Spotted in Berlin: It's a Trabi-Safari, tour the old east side in a Trabant

A Trabi-Safari in Berlin - click above for high-res image gallery

For all the high tech engineering wizardry that symbolizes the modern German car industry, the Trabant 601 was the absolute antithesis of it all. The slow, smoky Trabi was a perfect icon for the failure of the ironically named German Democratic Republic. Once the Berlin Wall fell (twenty years ago next month), many of these little machines trundled across from East to West, as people suppressed for 40 years tried to escape.

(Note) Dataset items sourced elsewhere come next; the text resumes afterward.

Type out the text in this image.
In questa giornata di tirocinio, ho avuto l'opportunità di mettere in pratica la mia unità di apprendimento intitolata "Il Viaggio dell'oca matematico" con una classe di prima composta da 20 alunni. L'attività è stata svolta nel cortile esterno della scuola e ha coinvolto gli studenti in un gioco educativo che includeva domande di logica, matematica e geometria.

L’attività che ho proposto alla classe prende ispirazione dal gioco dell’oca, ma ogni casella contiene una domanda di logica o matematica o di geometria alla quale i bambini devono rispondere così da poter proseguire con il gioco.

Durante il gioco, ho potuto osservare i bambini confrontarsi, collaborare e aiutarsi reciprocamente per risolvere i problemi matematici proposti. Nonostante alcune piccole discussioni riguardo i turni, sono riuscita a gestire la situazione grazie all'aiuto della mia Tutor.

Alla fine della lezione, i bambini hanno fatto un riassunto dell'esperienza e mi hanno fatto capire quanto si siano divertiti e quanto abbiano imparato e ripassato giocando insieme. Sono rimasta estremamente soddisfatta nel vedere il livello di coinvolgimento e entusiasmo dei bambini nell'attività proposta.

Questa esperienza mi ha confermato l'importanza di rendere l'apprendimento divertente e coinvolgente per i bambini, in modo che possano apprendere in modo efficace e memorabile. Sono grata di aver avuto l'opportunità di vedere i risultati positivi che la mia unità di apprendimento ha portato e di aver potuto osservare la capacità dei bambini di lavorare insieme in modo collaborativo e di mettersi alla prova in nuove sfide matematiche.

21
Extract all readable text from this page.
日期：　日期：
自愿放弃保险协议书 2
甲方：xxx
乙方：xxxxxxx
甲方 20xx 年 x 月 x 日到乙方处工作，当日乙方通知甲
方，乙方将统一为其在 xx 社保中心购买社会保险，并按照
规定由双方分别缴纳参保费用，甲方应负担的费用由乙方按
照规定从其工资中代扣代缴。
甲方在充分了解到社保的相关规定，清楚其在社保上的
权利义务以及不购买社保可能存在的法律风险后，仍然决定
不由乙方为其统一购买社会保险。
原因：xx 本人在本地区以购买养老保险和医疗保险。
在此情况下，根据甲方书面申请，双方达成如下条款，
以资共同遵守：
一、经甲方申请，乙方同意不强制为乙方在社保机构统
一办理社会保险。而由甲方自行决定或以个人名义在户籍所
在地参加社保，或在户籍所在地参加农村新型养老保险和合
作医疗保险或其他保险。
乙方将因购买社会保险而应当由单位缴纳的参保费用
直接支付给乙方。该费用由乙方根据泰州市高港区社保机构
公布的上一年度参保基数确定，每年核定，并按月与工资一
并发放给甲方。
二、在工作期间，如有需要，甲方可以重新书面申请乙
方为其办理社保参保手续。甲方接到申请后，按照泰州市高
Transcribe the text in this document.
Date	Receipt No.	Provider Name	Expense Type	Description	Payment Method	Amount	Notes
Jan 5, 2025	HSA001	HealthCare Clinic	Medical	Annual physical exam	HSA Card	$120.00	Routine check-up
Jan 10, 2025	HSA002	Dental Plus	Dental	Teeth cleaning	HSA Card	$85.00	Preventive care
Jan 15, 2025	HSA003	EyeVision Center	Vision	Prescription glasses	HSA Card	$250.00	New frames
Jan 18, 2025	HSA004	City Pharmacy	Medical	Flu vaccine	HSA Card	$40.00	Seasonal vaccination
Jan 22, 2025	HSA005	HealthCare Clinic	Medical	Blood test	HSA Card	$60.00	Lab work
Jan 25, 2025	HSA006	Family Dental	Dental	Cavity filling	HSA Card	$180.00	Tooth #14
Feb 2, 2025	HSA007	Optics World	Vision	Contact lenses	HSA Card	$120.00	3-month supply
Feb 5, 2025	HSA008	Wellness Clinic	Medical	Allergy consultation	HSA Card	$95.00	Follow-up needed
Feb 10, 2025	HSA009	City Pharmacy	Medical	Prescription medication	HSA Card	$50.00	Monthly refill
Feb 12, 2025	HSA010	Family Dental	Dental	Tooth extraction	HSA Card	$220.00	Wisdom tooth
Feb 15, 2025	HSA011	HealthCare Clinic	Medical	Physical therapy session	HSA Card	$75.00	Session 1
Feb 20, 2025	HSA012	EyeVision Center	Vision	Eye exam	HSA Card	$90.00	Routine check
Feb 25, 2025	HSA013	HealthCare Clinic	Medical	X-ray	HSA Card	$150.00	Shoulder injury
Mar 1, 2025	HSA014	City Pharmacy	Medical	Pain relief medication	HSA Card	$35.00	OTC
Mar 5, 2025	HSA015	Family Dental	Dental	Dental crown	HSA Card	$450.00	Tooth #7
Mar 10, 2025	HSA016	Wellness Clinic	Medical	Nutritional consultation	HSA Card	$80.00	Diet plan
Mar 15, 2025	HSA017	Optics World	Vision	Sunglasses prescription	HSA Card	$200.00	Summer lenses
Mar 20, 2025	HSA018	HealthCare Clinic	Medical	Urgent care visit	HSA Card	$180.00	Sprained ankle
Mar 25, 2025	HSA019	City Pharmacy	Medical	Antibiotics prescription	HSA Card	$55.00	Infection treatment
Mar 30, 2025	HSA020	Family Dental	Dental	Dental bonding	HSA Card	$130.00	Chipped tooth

Today, the number of surviving Trabis has dwindled, but as we made our way from Wolfsburg to Berlin via Dresden this week, we actually spotted several of them on the road. It wasn't until we approached the Potsdamer Platz in Berlin, however, that we hit the gold mine. There, turning the corner, were a whole string of Trabants. A bit of investigation after the fact revealed this was a Trabi-Safari. Trabi-Safari is a company that offers sightseeing tours of Berlin's old East side or Dresden in a fleet of Trabants -- some of which are even convertibles. The one-hour tours cost about €30 to €40 (about $50 USD) and let you see some of the landmarks of that dark time. What better way to get a ride in a Trabi?